Coming Up de Neil D'Souza raconte l'histoire d'Alan (également interprété par D'Souza), qui retourne dans le pays d'origine pour affaires après des décennies passées au Royaume-Uni. Il découvre que l'Inde qu'il connaissait a énormément changé, ainsi que ses relations avec sa tante et son cousin. Il est également capable de retracer les pas de son père, Jacob, qui apparaît sous forme ancienne et jeune, encadré par les passages de son journal. Cela montre la difficile éducation catholique de Jacob sur fond du mouvement d'indépendance indien et de Ghandi.

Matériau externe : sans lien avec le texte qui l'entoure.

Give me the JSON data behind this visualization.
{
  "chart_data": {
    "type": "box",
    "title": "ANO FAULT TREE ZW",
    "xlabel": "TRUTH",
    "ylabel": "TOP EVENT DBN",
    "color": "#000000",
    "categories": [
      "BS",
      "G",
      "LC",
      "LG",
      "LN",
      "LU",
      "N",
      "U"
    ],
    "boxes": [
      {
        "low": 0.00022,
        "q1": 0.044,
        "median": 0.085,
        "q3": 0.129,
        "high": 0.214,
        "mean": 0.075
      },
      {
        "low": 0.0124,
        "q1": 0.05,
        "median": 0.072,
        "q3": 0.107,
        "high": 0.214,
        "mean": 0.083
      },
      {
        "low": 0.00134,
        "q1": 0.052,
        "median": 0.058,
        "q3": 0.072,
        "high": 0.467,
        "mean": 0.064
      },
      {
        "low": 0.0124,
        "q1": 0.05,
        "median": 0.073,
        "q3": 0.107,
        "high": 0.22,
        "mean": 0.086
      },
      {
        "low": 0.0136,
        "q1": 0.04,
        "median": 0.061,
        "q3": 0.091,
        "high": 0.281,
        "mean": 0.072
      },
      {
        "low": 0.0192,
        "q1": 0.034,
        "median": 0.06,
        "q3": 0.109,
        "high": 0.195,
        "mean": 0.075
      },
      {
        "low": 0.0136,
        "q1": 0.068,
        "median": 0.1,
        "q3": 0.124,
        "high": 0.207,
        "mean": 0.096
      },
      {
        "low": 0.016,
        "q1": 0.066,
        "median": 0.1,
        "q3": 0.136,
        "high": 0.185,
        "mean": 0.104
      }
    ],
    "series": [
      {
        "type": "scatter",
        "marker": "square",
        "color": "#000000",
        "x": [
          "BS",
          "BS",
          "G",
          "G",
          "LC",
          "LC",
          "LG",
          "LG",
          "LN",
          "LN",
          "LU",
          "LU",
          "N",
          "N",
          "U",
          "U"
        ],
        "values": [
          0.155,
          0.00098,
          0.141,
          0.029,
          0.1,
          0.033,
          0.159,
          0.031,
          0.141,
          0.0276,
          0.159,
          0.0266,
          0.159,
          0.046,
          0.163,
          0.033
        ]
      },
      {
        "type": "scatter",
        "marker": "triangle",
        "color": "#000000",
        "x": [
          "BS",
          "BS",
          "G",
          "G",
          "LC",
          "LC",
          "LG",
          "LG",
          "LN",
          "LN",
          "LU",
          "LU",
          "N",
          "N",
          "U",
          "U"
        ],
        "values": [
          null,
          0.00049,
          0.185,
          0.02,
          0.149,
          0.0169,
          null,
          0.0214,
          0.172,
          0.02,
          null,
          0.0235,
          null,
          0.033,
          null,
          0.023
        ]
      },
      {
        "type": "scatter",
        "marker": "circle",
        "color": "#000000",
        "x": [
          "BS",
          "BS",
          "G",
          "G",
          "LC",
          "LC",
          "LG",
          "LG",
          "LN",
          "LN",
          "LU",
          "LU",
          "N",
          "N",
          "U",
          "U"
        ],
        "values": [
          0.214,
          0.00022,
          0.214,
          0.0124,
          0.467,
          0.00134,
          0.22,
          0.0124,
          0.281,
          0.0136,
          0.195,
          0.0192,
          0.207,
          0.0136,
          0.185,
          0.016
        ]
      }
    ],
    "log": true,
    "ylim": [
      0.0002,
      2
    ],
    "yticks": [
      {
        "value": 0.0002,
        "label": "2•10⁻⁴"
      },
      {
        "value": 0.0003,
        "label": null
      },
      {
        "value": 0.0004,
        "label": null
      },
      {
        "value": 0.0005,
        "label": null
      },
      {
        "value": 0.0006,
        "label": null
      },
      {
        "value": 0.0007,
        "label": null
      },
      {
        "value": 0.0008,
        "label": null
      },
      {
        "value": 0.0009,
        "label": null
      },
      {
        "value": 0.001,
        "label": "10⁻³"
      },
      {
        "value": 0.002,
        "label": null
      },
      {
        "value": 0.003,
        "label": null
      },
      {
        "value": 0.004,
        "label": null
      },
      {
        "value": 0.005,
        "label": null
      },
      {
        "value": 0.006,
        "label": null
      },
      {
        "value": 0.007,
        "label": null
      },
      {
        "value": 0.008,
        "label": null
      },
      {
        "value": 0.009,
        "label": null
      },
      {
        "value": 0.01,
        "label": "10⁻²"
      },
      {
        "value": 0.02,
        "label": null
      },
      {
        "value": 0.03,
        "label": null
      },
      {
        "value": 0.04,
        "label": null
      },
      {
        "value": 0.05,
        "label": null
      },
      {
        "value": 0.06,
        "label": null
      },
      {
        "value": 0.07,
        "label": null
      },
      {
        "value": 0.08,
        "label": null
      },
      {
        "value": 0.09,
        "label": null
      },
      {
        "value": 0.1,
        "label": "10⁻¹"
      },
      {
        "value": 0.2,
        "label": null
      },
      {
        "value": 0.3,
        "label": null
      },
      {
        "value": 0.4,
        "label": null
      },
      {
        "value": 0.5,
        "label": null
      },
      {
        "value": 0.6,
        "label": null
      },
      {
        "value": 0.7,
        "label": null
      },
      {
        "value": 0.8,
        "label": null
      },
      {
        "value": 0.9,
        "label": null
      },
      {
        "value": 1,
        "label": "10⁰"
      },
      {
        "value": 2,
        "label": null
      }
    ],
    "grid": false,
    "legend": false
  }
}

Si cela semble beaucoup, c'est vraiment le cas ! Deux intrigues assez importantes se déroulent sur plusieurs décennies, lieux et impliquent au total une vingtaine de personnages. Ce n'est pas problématique en soi, mais les directions de mise en scène exigent que les lieux soient transformés 'avec un minimum de tracas'. La rapidité avec laquelle la pièce se déplace prend un certain temps pour s’y habituer (parfois les personnages retournent dans le temps au sein de la même scène et cadre), surtout que les personnages ne reçoivent pas beaucoup d'introduction. La pièce semble plus forte dans la deuxième moitié alors que l'histoire commence à se stabiliser et que certains des points clés de l'intrigue commencent à converger.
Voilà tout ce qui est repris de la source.